Addressing Americans and the international community on the 13th anniversary of 9/11, President Obama made a speech aiming to muster support for an offensive against ISIL. The President immediately generated intense emotions by proclaiming that the capacity for terrorists to do great harm remains as true as it did before 9/11. By reactivating the audience’s negative feelings and bringing to mind conscious memories of an attack on home soil, Obama deliberately pumped up emotions in order to instill a wave of patriotism. Further, Obama asserted, “They execute captured prisoners. They kill children. And they enslave, rape, and force women into marriage.” By fueling the public’s imagination and providing a frightening narrative, Obama effectively justified harsh retaliatory action.
Lastly, President Obama attempted to shape perceptions in a way that would make Americans feel responsible for the lives of innocent people around the world. Divulging details of an American rescue mission, Obama quoted one of the civilians saying, “We owe our American friends our lives. Our children will always remember that there was someone who felt our struggle and made a long journey to protect innocent people.” Accordingly, Obama sought to convey a message that amplified the need for American leadership in order to prevent ‘evil’ from spreading.
Employing a media strategy largely unmatched by similar organizations, ISIL has used various mediums to propagate its cause. In a book titled Influence Warfare, Winn and Zakem note that “the emergence of new means of communication…have transformed the context for mass persuasion and have expanded opportunities for extremists to disseminate their message.” For example, ISIL has effectively engaged in a social media campaign through Twitter.

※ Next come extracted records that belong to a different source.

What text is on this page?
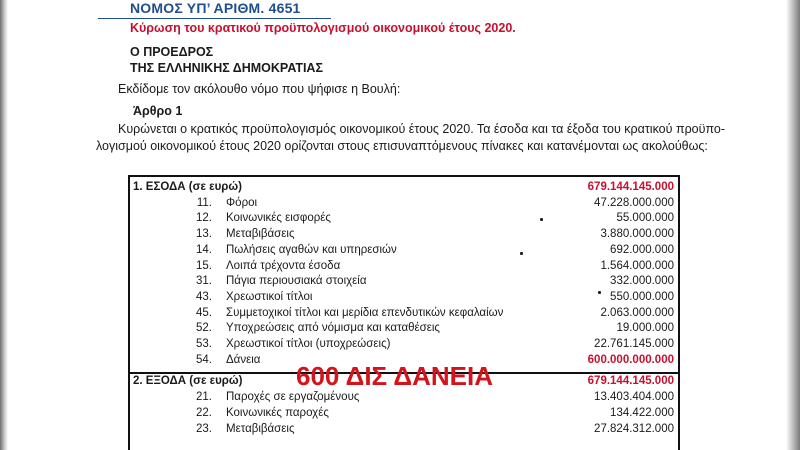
ΝΟΜΟΣ ΥΠ’ ΑΡΙΘΜ. 4651
Κύρωση του κρατικού προϋπολογισμού οικονομικού έτους 2020.
Ο ΠΡΟΕΔΡΟΣ
ΤΗΣ ΕΛΛΗΝΙΚΗΣ ΔΗΜΟΚΡΑΤΙΑΣ
Εκδίδομε τον ακόλουθο νόμο που ψήφισε η Βουλή:
Άρθρο 1
Κυρώνεται ο κρατικός προϋπολογισμός οικονομικού έτους 2020. Τα έσοδα και τα έξοδα του κρατικού προϋπο-λογισμού οικονομικού έτους 2020 ορίζονται στους επισυναπτόμενους πίνακες και κατανέμονται ως ακολούθως:
1. ΕΣΟΔΑ (σε ευρώ)	679.144.145.000
11. Φόροι	47.228.000.000
12. Κοινωνικές εισφορές	55.000.000
13. Μεταβιβάσεις	3.880.000.000
14. Πωλήσεις αγαθών και υπηρεσιών	692.000.000
15. Λοιπά τρέχοντα έσοδα	1.564.000.000
31. Πάγια περιουσιακά στοιχεία	332.000.000
43. Χρεωστικοί τίτλοι	550.000.000
45. Συμμετοχικοί τίτλοι και μερίδια επενδυτικών κεφαλαίων	2.063.000.000
52. Υποχρεώσεις από νόμισμα και καταθέσεις	19.000.000
53. Χρεωστικοί τίτλοι (υποχρεώσεις)	22.761.145.000
54. Δάνεια	600.000.000.000
2. ΕΞΟΔΑ (σε ευρώ)	679.144.145.000
21. Παροχές σε εργαζομένους	13.403.404.000
22. Κοινωνικές παροχές	134.422.000
23. Μεταβιβάσεις	27.824.312.000
600 ΔΙΣ ΔΑΝΕΙΑ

Publicizing a Twitter application called “Fajr al-Bashaer,” the application sends updates to followers on ISIL’s progress in Iraq and Syria.
Further, ISIL periodically releases violent videos, such as the recent video of a captured Jordanian pilot being burned alive. Receiving thousands of views and large-scale media coverage, the terrorist organization used this video to market their brand of violence and glorify radical Islam as a seductive ideology. Al Hayat Media Centre, the media branch of ISIL, is responsible for the dissemination of such barbaric videos.
In addition to these videos, Al Hayat has released 6 issues of a magazine titled Dabiq. Published in English – indicating that they are designed to recruit Westerners – Dabiq uses two of the most influential propagandistic techniques, hate speech and religion. Drawing on the use of drone warfare and the alliance with Israel, the authors of Dabiq attempt to manipulate the reader using hate speech. Hate speech, it is said, “is one of the most pervasive propagandistic practices in the modern world…as it seeks to move an audience by creating a symbolic code for violence.”
Beyond the use of hate speech, terrorist organizations such as ISIL are notorious for using religion as a tool for mobilization. For example, in the first issue of Dabiq, the authors declare “The world has been divided into two camps…the camp of Islam and faith, and the camp of disbelief and hypocrisy – the camp of the Muslims…and the camp of the Jews, the crusaders, and with them the rest of nations and religions with disbelief.” By manipulating religious interpretations, ISIL attempts to justify terrorist attacks that have killed thousands of innocent ‘non-believers’.
Though both President Obama and ISIL have used propaganda in order to gather support for their objectives, their strategies are notably different. While ISIL uses violent videos, defaming literature, and religious manipulation, Obama is subject to legal, political, and ethical standards that limit his propaganda effort. With much greater freedom to conduct their campaign, ISIL has the ability to spread lies, fabricate facts and often deceive an exploitable audience. With a relatively limited set of influence strategies, Western nations need to rely on messages that resonate and draw numerous audiences together. Media is the battlefield, and winning requires managing perceptions and shaping attitudes.